La notion de Roms est taboue. À l'heure actuelle, on ne parle pas assez en France des Roms en tant que tels. Il est difficile en France de parler de ce peuple qui a quitté l'Inde il y a 1 000 ans, qui a son histoire, sa langue, qui a toute sa richesse culturelle, sans y accoler les gens du voyage. Lorsqu'il s'agit de calomnier les Roms dans leur ensemble, on y associe les personnes issues de la communauté des gens du voyage. Légalement, les gens du voyage ne peuvent être rangés dans aucune catégorie protégée par la loi, ni race, ni nation, ni origine, ni orientations sexuelles, ni religion : on utilise donc le subterfuge de critiquer les « gens du voyage » pour critiquer les Roms. C'est ce que se permettent de faire de nombreux médias, souvent sous couvert d'un discours en apparence bienveillant.

Le fait de généraliser les quelques aspérités constatées ici ou là crée un contexte social favorable à la discrimination, au rejet, aux accusations calomnieuses voire aux violences physiques ou verbales à l'encontre de l'ensemble des communautés. Il existe de fausses évidences. Ainsi, nous l'avons vu, la mention des Roms fait basculer le citoyen mal informé vers la catégorie des gens du voyage. Parler de Roms permet de faire référence à des « Tsiganes » considérés dans l'imaginaire comme inquiétants, répugnants ou pitoyables, même s'ils sont rebaptisés « gens du voyage » et en même temps à une forme de diversité culturelle non souhaitable du point de vue des chauvins.
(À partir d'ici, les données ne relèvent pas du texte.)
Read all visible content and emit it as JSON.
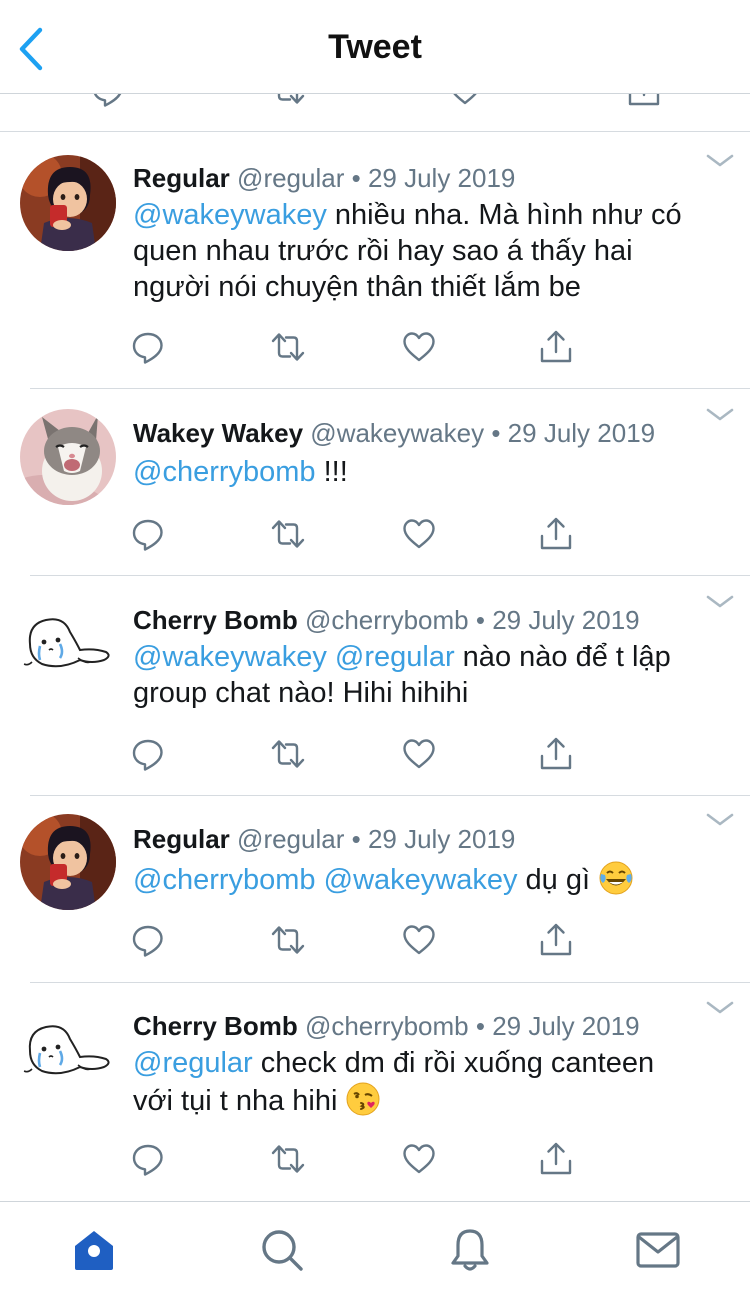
{
  "header": {
    "title": "Tweet",
    "back_icon": "chevron-left-icon"
  },
  "tweets": [
    {
      "name": "Regular",
      "handle": "@regular",
      "dot": "•",
      "date": "29 July 2019",
      "mentions": [
        "@wakeywakey"
      ],
      "line1_rest": " nhiều nha. Mà hình như có",
      "line2": "quen nhau trước rồi hay sao á thấy hai",
      "line3": "người nói chuyện thân thiết lắm be"
    },
    {
      "name": "Wakey Wakey",
      "handle": "@wakeywakey",
      "dot": "•",
      "date": "29 July 2019",
      "mentions": [
        "@cherrybomb"
      ],
      "line1_rest": " !!!"
    },
    {
      "name": "Cherry Bomb",
      "handle": "@cherrybomb",
      "dot": "•",
      "date": "29 July 2019",
      "mentions": [
        "@wakeywakey",
        "@regular"
      ],
      "line1_rest": " nào nào để t lập",
      "line2": "group chat nào! Hihi hihihi"
    },
    {
      "name": "Regular",
      "handle": "@regular",
      "dot": "•",
      "date": "29 July 2019",
      "mentions": [
        "@cherrybomb",
        "@wakeywakey"
      ],
      "line1_rest": " dụ gì ",
      "emoji": "tears-of-joy-emoji"
    },
    {
      "name": "Cherry Bomb",
      "handle": "@cherrybomb",
      "dot": "•",
      "date": "29 July 2019",
      "mentions": [
        "@regular"
      ],
      "line1_rest": " check dm đi rồi xuống canteen",
      "line2": "với tụi t nha hihi ",
      "emoji": "blowing-kiss-emoji"
    }
  ],
  "action_icons": [
    "reply-icon",
    "retweet-icon",
    "like-icon",
    "share-icon"
  ],
  "tabbar": {
    "icons": [
      "home-icon",
      "search-icon",
      "notifications-icon",
      "messages-icon"
    ],
    "active": "home"
  },
  "colors": {
    "accent": "#1da1f2",
    "mention": "#3a9ee0",
    "text": "#14171a",
    "meta": "#657786",
    "tab_active": "#1f5fc2",
    "tab_inactive": "#657786"
  }
}
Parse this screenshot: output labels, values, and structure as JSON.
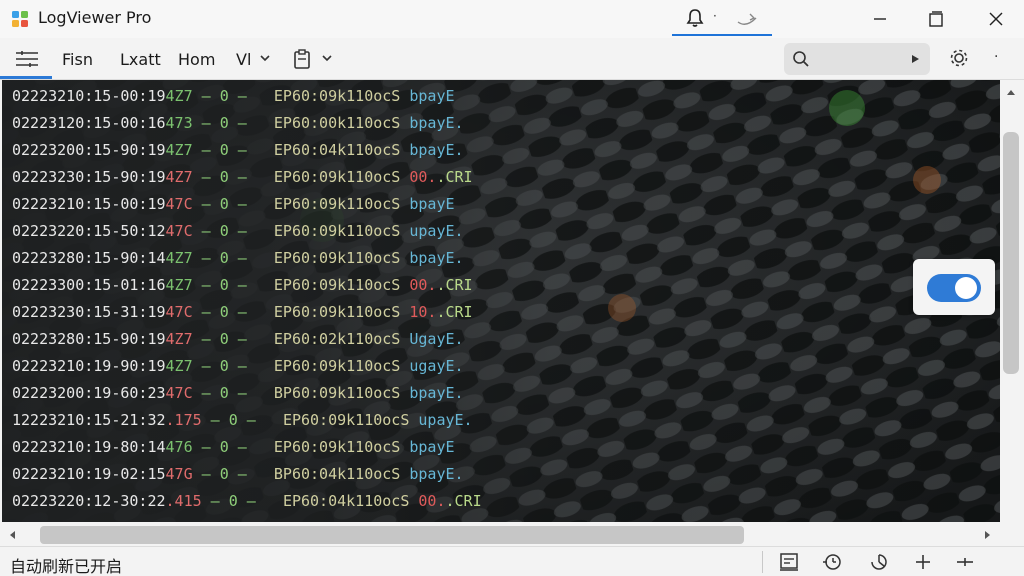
{
  "app": {
    "title": "LogViewer Pro",
    "accent": "#2f7bd6"
  },
  "titlebar": {
    "notification_dot": "·",
    "window_buttons": [
      "minimize-icon",
      "maximize-icon",
      "close-icon"
    ]
  },
  "menubar": {
    "items": [
      {
        "label": "Fisn"
      },
      {
        "label": "Lxatt"
      },
      {
        "label": "Hom"
      },
      {
        "label": "Vl"
      }
    ],
    "more_label": "·"
  },
  "log": {
    "lines": [
      {
        "ts": "02223210:15-00:19",
        "thread": "4Z7",
        "thread_color": "green",
        "sep": " – 0 –",
        "code": "EP60:09k110ocS",
        "msg": " bpayE",
        "level": "info"
      },
      {
        "ts": "02223120:15-00:16",
        "thread": "473",
        "thread_color": "green",
        "sep": " – 0 –",
        "code": "EP60:00k110ocS",
        "msg": " bpayE.",
        "level": "info"
      },
      {
        "ts": "02223200:15-90:19",
        "thread": "4Z7",
        "thread_color": "green",
        "sep": " – 0 –",
        "code": "EP60:04k110ocS",
        "msg": " bpayE.",
        "level": "info"
      },
      {
        "ts": "02223230:15-90:19",
        "thread": "4Z7",
        "thread_color": "red",
        "sep": " – 0 –",
        "code": "EP60:09k110ocS",
        "msg": " 00.",
        "extra": ".CRI",
        "level": "error"
      },
      {
        "ts": "02223210:15-00:19",
        "thread": "47C",
        "thread_color": "red",
        "sep": " – 0 –",
        "code": "EP60:09k110ocS",
        "msg": " bpayE",
        "level": "info"
      },
      {
        "ts": "02223220:15-50:12",
        "thread": "47C",
        "thread_color": "red",
        "sep": " – 0 –",
        "code": "EP60:09k110ocS",
        "msg": " upayE.",
        "level": "info"
      },
      {
        "ts": "02223280:15-90:14",
        "thread": "4Z7",
        "thread_color": "green",
        "sep": " – 0 –",
        "code": "EP60:09k110ocS",
        "msg": " bpayE.",
        "level": "info"
      },
      {
        "ts": "02223300:15-01:16",
        "thread": "4Z7",
        "thread_color": "green",
        "sep": " – 0 –",
        "code": "EP60:09k110ocS",
        "msg": " 00.",
        "extra": ".CRI",
        "level": "error"
      },
      {
        "ts": "02223230:15-31:19",
        "thread": "47C",
        "thread_color": "red",
        "sep": " – 0 –",
        "code": "EP60:09k110ocS",
        "msg": " 10.",
        "extra": ".CRI",
        "level": "error"
      },
      {
        "ts": "02223280:15-90:19",
        "thread": "4Z7",
        "thread_color": "red",
        "sep": " – 0 –",
        "code": "EP60:02k110ocS",
        "msg": " UgayE.",
        "level": "info"
      },
      {
        "ts": "02223210:19-90:19",
        "thread": "4Z7",
        "thread_color": "green",
        "sep": " – 0 –",
        "code": "EP60:09k110ocS",
        "msg": " ugayE.",
        "level": "info"
      },
      {
        "ts": "02223200:19-60:23",
        "thread": "47C",
        "thread_color": "red",
        "sep": " – 0 –",
        "code": "BP60:09k110ocS",
        "msg": " bpayE.",
        "level": "info"
      },
      {
        "ts": "12223210:15-21:32",
        "thread": ".175",
        "thread_color": "red",
        "sep": " – 0 –",
        "code": "EP60:09k110ocS",
        "msg": " upayE.",
        "level": "info"
      },
      {
        "ts": "02223210:19-80:14",
        "thread": "476",
        "thread_color": "green",
        "sep": " – 0 –",
        "code": "EP60:09k110ocS",
        "msg": " bpayE",
        "level": "info"
      },
      {
        "ts": "02223210:19-02:15",
        "thread": "47G",
        "thread_color": "red",
        "sep": " – 0 –",
        "code": "BP60:04k110ocS",
        "msg": " bpayE.",
        "level": "info"
      },
      {
        "ts": "02223220:12-30:22",
        "thread": ".415",
        "thread_color": "red",
        "sep": " – 0 –",
        "code": "EP60:04k110ocS",
        "msg": " 00.",
        "extra": ".CRI",
        "level": "error"
      }
    ]
  },
  "toggle": {
    "state": "on"
  },
  "status": {
    "text": "自动刷新已开启",
    "icons": [
      "export-icon",
      "history-icon",
      "timer-icon",
      "add-icon",
      "split-icon"
    ]
  }
}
Derrière cela se cache une suspicion de dérive vers un nationalisme, un « séparatisme », un indigénisme que l'on attribue volontiers aux Roms. Or c'est méconnaître les Roms et leur faire un procès d'intention, car les Roms ont toujours été un modèle d'intégration, sauf bien sûr lorsqu'ils étaient rejetés, exclus, poursuivis, pendus, brûlés, déportés, gazés ou réduits en esclavage. Mais aussi longtemps que la réalité restera cachée par des discours fallacieux, on ne pourra sortir de ces fameux stéréotypes relatifs à leur supposée délinquance, à leurs sources de revenus, à leurs origines, à leur défaut d'hygiène et à leur manque d'intégration.

Contrairement à ce que prétendent clichés, le Rom n'est pas un ennemi de la société. Il n'est pas un rebelle antisystème. Simplement, il trouve tout particulièrement inique d'être traité a priori comme un criminel.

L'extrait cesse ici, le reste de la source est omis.